Leiter des Umweltbundesamtes war 2009 bis 2013 übrigens Jochen Flasbarth, vormals hauptamtlicher Präsident des Naturschutzbunds Deutschland und ab 2003 Abteilungsleiter Naturschutz und nachhaltige Naturnutzung im vom Grünen Jürgen Trittin geführten Bundesumweltministerium. Seit 2013 leitet SPD-Mitglied Maria Krautzberger das Amt. 2011 fiel nach dem Unfall des AKW Fukushima die Entscheidung zur Energiewende, danach wurden die angesprochenen Leitlinien verfasst. Leitlinien sind aber nicht verpflichtend, sondern nur Vorgaben.

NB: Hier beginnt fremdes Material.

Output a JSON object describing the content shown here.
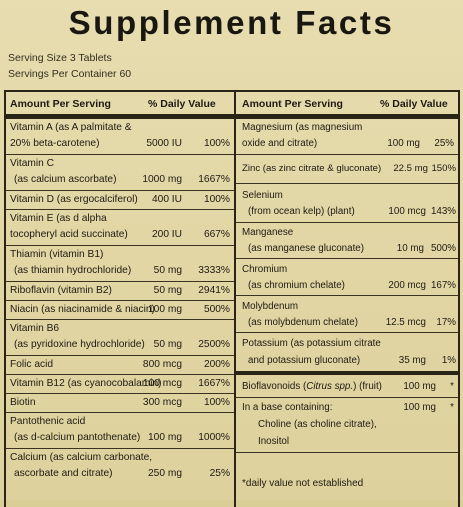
{
  "title": "Supplement Facts",
  "serving_size": "Serving Size 3 Tablets",
  "servings_per_container": "Servings Per Container 60",
  "header": {
    "amount_per_serving": "Amount Per Serving",
    "daily_value": "% Daily Value"
  },
  "left_rows": [
    {
      "line1": "Vitamin A (as A palmitate &",
      "line2": "20% beta-carotene)",
      "amount": "5000 IU",
      "dv": "100%"
    },
    {
      "line1": "Vitamin C",
      "line2": "(as calcium ascorbate)",
      "amount": "1000 mg",
      "dv": "1667%"
    },
    {
      "line1": "Vitamin D (as ergocalciferol)",
      "line2": "",
      "amount": "400 IU",
      "dv": "100%"
    },
    {
      "line1": "Vitamin E (as d alpha",
      "line2": "tocopheryl acid succinate)",
      "amount": "200 IU",
      "dv": "667%"
    },
    {
      "line1": "Thiamin (vitamin B1)",
      "line2": "(as thiamin hydrochloride)",
      "amount": "50 mg",
      "dv": "3333%"
    },
    {
      "line1": "Riboflavin (vitamin B2)",
      "line2": "",
      "amount": "50 mg",
      "dv": "2941%"
    },
    {
      "line1": "Niacin (as niacinamide & niacin)",
      "line2": "",
      "amount": "100 mg",
      "dv": "500%"
    },
    {
      "line1": "Vitamin B6",
      "line2": "(as pyridoxine hydrochloride)",
      "amount": "50 mg",
      "dv": "2500%"
    },
    {
      "line1": "Folic acid",
      "line2": "",
      "amount": "800 mcg",
      "dv": "200%"
    },
    {
      "line1": "Vitamin B12 (as cyanocobalamin)",
      "line2": "",
      "amount": "100 mcg",
      "dv": "1667%"
    },
    {
      "line1": "Biotin",
      "line2": "",
      "amount": "300 mcg",
      "dv": "100%"
    },
    {
      "line1": "Pantothenic acid",
      "line2": "(as d-calcium pantothenate)",
      "amount": "100 mg",
      "dv": "1000%"
    },
    {
      "line1": "Calcium (as calcium carbonate,",
      "line2": "ascorbate and citrate)",
      "amount": "250 mg",
      "dv": "25%"
    }
  ],
  "right_rows": [
    {
      "line1": "Magnesium (as magnesium",
      "line2": "oxide and citrate)",
      "amount": "100 mg",
      "dv": "25%"
    },
    {
      "line1": "Zinc (as zinc citrate & gluconate)",
      "line2": "",
      "amount": "22.5 mg",
      "dv": "150%"
    },
    {
      "line1": "Selenium",
      "line2": "(from ocean kelp) (plant)",
      "amount": "100 mcg",
      "dv": "143%"
    },
    {
      "line1": "Manganese",
      "line2": "(as manganese gluconate)",
      "amount": "10 mg",
      "dv": "500%"
    },
    {
      "line1": "Chromium",
      "line2": "(as chromium chelate)",
      "amount": "200 mcg",
      "dv": "167%"
    },
    {
      "line1": "Molybdenum",
      "line2": "(as molybdenum chelate)",
      "amount": "12.5 mcg",
      "dv": "17%"
    },
    {
      "line1": "Potassium (as potassium citrate",
      "line2": "and potassium gluconate)",
      "amount": "35 mg",
      "dv": "1%"
    }
  ],
  "bioflavonoids": {
    "name": "Bioflavonoids (",
    "name_italic": "Citrus spp.",
    "name_end": ") (fruit)",
    "amount": "100 mg",
    "dv": "*"
  },
  "base": {
    "line1": "In a base containing:",
    "line2": "Choline (as choline citrate),",
    "line3": "Inositol",
    "amount": "100 mg",
    "dv": "*"
  },
  "footnote": "*daily value not established"
}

Die Energiewelt ist ohnehin zu komplex, um für alles eine Pflicht zu setzen. Das Verhalten des Freistaats und des Bayerischen Gemeindetags ist jedenfalls nicht zu beanstanden.
Unerquickliche Verquickungen
Die ARD-Sendung „Plusminus“ hatte im August 2015 über die Verquickungen von Windindustrie und Windenergielobby berichtet. In dem Beitrag hatte BUND-Mitgründer Enoch zu Guttenberg beklagt, dass 20 führende Persönlichkeiten des BUND über enge Verbindungen zur Windkraftindustrie verfügen und für diese arbeiten. Daraufhin wurde Guttenberg und der zuständige Sender NDR vom BUND auf Unterlassung dieser Äußerung verklagt. Die Klage wurde aber Ende März 2016 zurückgezogen. Die Anwälte des Beklagten erklärten das in einer Pressemitteilung so: „Aufgrund der erdrückenden Beweise sah sich der BUND augenscheinlich gezwungen, mit der Klagerücknahme eine noch größere Blamage zu verhindern. Damit bringt der BUND offensichtlich zum Ausdruck, dass es zahlreiche Verquickungen dieses Verbandes mit der Windindustrie und der Windenergielobby gibt.“ Der Versuch, Enoch zu Guttenberg einen „Maulkorb zu verpassen“, sei damit gescheitert. Besonders pikant: Zu Guttenberg trat 2012 aus dem BUND aus, weil er die seiner Meinung nach landschaftszerstörenden Windräder ablehnte – im Gegensatz zum BUND. Dieser bezeichnete zu Guttenbergs Vorwürfe nach der Sendung als „haltlos“. Man habe „nur sehr wenige Personen, bei denen es Überschneidungen gibt zwischen Beruf und BUND-Ehrenamt, auf Länderebene sind es lediglich zwei von 190, auf Bundesebene gibt es da niemanden“. Laut BR hatte der Richter zu verstehen gegeben, dass zu Guttenbergs Äußerung noch unter Meinungsfreiheit fallen könnte. Ob nun das oder eine drohende Blamage ursächlich für den Klagerückzug war, bleibt wohl offen.